European missile maker MBDA Systems announced Friday the successful February test of its new Sea Venom anti-ship missile, demonstrating its sea-skimming and selective targeting capabilities.
The test happened at the DGA (General Directorate for Armaments) Essais de missiles test site near Ile Du Levant off the French Riviera, and the missile was fired from a French Dauphin helicopter “close to the minimum release height, reaching its cruise phase whilst sea skimming at very low height,” a March 6 news release stated. The weapon is capable of both lock on after launch (LOAL) and lock on before launch (LOBL) guidance.
“During its terminal phase, the aircrew used images from the infrared seeker – transmitted through the datalink – to perform a successful manual aim point refinement.
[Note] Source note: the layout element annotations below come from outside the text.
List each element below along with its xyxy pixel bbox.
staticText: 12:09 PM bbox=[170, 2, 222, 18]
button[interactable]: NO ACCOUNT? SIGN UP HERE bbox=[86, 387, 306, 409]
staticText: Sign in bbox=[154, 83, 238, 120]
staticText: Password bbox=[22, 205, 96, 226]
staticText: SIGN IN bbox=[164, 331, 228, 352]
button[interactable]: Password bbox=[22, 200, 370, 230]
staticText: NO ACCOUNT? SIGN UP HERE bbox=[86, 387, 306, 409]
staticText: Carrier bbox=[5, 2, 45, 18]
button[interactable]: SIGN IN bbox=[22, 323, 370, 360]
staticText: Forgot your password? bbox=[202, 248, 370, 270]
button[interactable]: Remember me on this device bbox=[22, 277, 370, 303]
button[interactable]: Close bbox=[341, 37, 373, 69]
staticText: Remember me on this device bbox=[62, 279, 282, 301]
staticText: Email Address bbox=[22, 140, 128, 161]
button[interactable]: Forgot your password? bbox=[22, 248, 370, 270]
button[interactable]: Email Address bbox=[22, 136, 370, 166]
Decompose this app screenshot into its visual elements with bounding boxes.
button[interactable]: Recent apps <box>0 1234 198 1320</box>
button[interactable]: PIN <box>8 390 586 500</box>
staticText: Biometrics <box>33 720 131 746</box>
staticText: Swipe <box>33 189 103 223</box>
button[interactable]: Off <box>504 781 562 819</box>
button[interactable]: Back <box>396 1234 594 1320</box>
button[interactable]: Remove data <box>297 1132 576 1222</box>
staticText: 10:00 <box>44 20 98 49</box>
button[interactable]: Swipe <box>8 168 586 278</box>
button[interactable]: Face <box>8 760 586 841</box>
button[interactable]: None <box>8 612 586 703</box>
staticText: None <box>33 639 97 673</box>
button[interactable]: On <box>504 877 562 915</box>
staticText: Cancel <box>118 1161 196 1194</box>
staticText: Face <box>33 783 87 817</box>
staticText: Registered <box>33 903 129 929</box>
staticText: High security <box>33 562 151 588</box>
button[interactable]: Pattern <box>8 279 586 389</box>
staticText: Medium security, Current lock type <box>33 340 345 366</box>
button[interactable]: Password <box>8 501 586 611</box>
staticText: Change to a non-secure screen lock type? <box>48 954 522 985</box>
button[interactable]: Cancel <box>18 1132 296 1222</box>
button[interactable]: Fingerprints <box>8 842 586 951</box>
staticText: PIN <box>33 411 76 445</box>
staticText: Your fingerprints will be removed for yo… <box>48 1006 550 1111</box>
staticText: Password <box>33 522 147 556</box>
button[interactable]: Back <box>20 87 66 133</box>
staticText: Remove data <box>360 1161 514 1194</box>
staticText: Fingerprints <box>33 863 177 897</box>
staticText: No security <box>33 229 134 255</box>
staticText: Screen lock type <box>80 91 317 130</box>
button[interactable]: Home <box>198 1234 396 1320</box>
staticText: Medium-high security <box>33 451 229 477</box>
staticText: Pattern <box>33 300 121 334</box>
The missile has then followed this designated point until hitting the target with a very high degree of accuracy,” MBDA noted.
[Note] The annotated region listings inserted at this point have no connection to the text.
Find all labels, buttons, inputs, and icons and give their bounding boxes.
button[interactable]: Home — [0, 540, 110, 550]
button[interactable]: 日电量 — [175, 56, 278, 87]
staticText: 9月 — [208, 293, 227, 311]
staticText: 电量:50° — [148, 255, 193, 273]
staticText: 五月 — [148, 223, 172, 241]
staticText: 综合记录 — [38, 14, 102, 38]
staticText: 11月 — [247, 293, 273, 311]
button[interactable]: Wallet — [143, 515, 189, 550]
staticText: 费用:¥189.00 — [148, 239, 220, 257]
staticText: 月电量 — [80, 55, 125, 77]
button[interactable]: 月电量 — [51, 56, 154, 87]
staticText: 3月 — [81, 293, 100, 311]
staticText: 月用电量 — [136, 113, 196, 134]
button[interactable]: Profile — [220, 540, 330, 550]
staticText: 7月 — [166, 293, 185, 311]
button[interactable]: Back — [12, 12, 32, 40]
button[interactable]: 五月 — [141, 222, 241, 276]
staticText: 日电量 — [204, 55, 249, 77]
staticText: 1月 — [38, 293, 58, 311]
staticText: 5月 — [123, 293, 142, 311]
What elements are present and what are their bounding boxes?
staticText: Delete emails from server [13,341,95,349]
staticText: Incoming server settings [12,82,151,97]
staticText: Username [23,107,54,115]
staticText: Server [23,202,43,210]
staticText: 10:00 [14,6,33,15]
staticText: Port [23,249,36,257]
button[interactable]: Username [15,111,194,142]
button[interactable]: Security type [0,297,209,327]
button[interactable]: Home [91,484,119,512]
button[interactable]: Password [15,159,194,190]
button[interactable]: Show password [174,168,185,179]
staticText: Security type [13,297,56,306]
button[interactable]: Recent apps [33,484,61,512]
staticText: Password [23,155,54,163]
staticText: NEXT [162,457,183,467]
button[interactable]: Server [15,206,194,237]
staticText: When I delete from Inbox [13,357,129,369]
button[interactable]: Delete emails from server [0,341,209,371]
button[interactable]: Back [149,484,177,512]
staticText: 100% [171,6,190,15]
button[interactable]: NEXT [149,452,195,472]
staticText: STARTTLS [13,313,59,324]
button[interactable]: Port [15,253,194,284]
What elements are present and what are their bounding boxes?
According to the company, the “high-subsonic” Sea Venom weighs 240 pounds (110 kilograms) and measures in at 8.2 feet long (2.5 meters). Defense News noted the weapon can deliver a 66-pound warhead an estimated 12 miles away, but the precise range is unknown. It is designed to hit smaller vessels, from fast in-shore attack craft to ships as large as corvettes, as well as land-based installations.
“Sea Venom/ANL is the first Anglo-French co-operation program to take full advantage of our centers of excellence, created following an Inter-Governmental Agreement ratified by both nations’ Parliaments in 2016,” MBDA CEO Éric Béranger said in the release. “MBDA is putting full effort into the successful implementation of the Sea Venom/ANL program, recognizing it should exemplify the benefits of the close cooperation UK and France are sharing in defense – enhancing both nation’s sovereign capabilities in armaments while reducing costs.”
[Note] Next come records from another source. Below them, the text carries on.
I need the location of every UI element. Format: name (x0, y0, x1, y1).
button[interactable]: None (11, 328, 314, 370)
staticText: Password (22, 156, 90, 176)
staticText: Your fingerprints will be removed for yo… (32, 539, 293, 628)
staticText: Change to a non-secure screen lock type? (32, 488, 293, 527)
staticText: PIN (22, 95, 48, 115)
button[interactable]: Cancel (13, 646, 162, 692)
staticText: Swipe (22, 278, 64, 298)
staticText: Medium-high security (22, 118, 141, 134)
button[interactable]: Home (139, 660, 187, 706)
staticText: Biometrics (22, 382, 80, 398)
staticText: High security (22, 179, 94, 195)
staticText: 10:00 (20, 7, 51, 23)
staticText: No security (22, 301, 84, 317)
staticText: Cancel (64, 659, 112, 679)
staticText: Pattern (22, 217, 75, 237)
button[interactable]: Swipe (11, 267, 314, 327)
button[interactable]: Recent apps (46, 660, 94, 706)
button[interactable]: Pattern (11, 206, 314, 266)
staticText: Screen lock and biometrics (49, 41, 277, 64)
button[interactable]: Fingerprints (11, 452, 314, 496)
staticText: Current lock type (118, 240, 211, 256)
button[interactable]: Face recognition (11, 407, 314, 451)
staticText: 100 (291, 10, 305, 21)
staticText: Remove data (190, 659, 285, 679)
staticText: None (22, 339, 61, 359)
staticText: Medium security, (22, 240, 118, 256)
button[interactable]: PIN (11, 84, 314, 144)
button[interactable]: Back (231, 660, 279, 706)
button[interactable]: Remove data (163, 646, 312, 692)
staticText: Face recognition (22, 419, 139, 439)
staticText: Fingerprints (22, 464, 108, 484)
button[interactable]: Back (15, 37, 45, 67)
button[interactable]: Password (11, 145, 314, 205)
MBDA, a consortium of missile manufacturing departments from BAE Systems, Airbus and Leonardo, is building the Sea Venom on a joint $630 million contract from the British and French governments. The missile is expected to enter service in 2021.
Jane’s noted that the Sea Venom will replace the larger Sea Skua missile, in use by the British Royal Navy since 1972, and is designed to work with the RN’s AW-159 Wildcat helicopter and the French Navy’s upcoming Guépard Light Joint Helicopter.